Quick Take: Regulator Lifts Rules for Banks in Tapping Bond Market

Chinese banks, even those with a tainted record of misconduct, are now able to tap the bond market for funding more easily — a move intended to boost capital adequacy and guard against liquidity risks.
Previously, banks that had violated rules or engaged in improper internal management over the previous three years were not allowed to raise capital through issuing subordinated debts, financial bonds or other forms of debt.
These less-compliant banks now are able to issue these debts regardless of their record, the China Banking Regulatory Commission (CBRC) said.
But still, all banks will need to meet other regulatory requirements, including maintaining loan-loss provisions of at least 150%.
In case of default or bankruptcy, creditors who hold subordinated debt won’t get paid until senior debt holders are paid in full.
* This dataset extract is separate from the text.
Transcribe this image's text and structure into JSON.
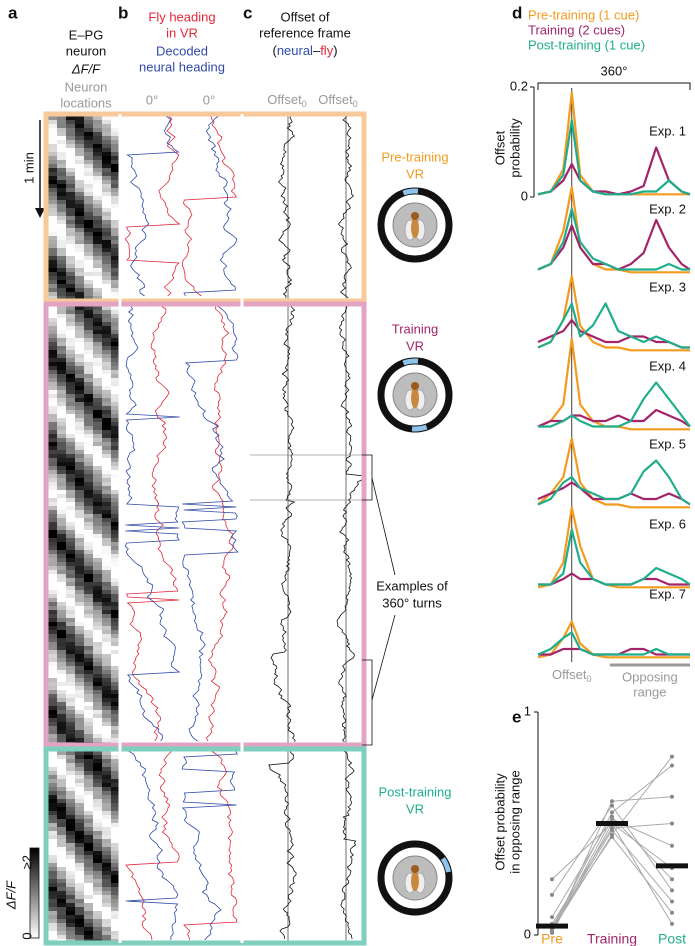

The funds raised through issuing subordinated debt constitute part of the bank capital that makes up its required reserve.
Several banks have been scrambling for capital to meet regulatory requirement. Postal Savings Bank of China Co. Ltd. and China Merchants Bank Co. Ltd. announced plan to issue preferred stock in March, and Bank of Qingdao Co. Ltd. and Jilin Jiutai Rural Commercial Bank Co. Ltd. plan to issue bonds.